Alas, even on the holiday, dishes need to be cleared away. And washed. Chores done, a girl might want to go out to play with the other kids. It is obvious, that this girl cannot be trusted to keep her pretty apron fine. The one only worn on Sundays, along with the scratchy dress. What do do, what to do? Her elders know to make things right, how to crush a spirit well. It is decreed that on Sundays, she wear two aprons, the dirty one on top of the virgin, protecting it (and the dress, and the body under it) from evil.

The girl has grown into a woman. She does not do protective gear. She cooks as she lives. Pleasure is at most an arm’s length away. (Do not kid yourself though: These things are never just there. She has worked hard to get here.) She relishes her silken pants. Fully aware of the stains that might be.
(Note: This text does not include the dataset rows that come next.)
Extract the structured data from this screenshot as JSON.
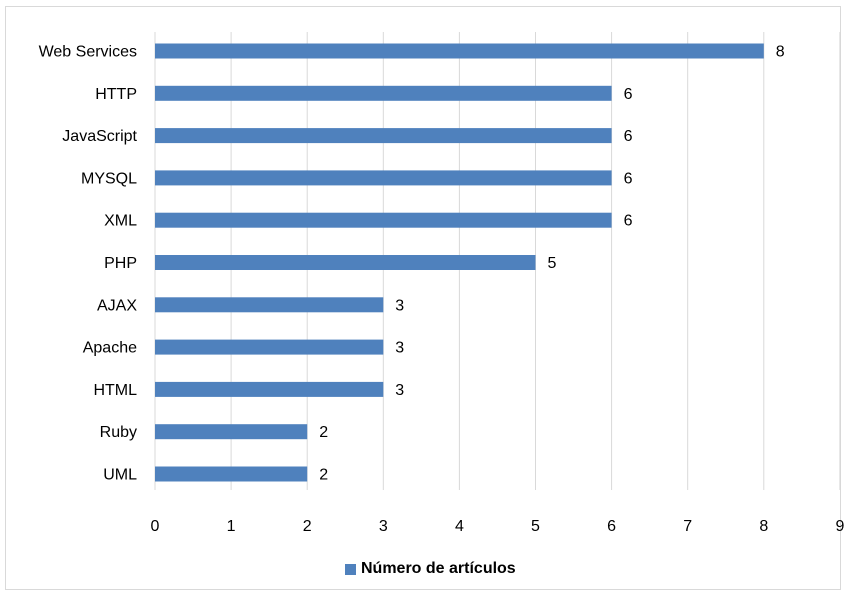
{
  "chart_data": {
    "type": "bar",
    "orientation": "horizontal",
    "categories": [
      "Web Services",
      "HTTP",
      "JavaScript",
      "MYSQL",
      "XML",
      "PHP",
      "AJAX",
      "Apache",
      "HTML",
      "Ruby",
      "UML"
    ],
    "series": [
      {
        "name": "Número de artículos",
        "values": [
          8,
          6,
          6,
          6,
          6,
          5,
          3,
          3,
          3,
          2,
          2
        ],
        "color": "#4f81bd"
      }
    ],
    "xlim": [
      0,
      9
    ],
    "x_ticks": [
      "0",
      "1",
      "2",
      "3",
      "4",
      "5",
      "6",
      "7",
      "8",
      "9"
    ],
    "grid": "vertical",
    "data_labels": true,
    "legend_position": "bottom"
  }
}
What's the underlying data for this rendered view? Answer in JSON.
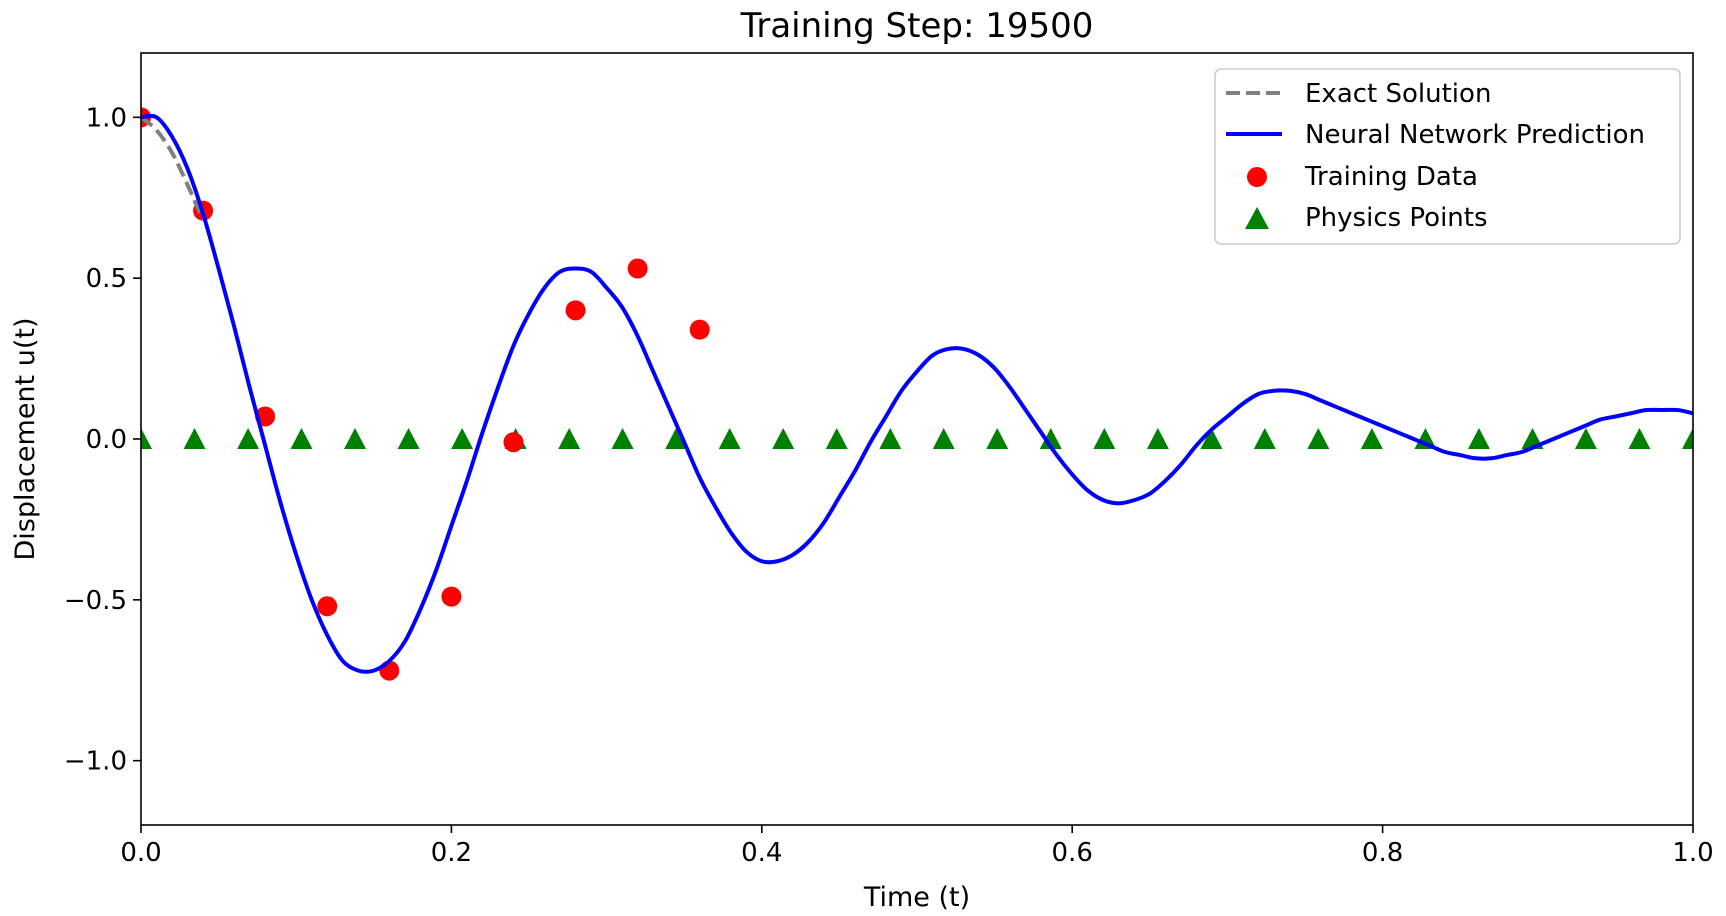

I imagine the women to those pinafores. In my fantasy, they garb themselves with self-respecting womanhood. Their garments do more than embellish their bodies. Their bodies do more than embellish their garments. As the knots are tied and the folds stroked flat, their bodies become round and real to themselves. Is it truly the fabric that is caressed, not the thigh hidden under it? She, I know, neither caresses out of desire nor out of pity. She loves the thought that the women feel beautiful in their pinafores. And she likes that the pinafores are pretty, despite their lack in refinement. In fact, the multitude of their lacks (lack in practicality, lack in aesthetic finesse, and now, lack in intended usership) secretly delights her. They are autonomous things. For now.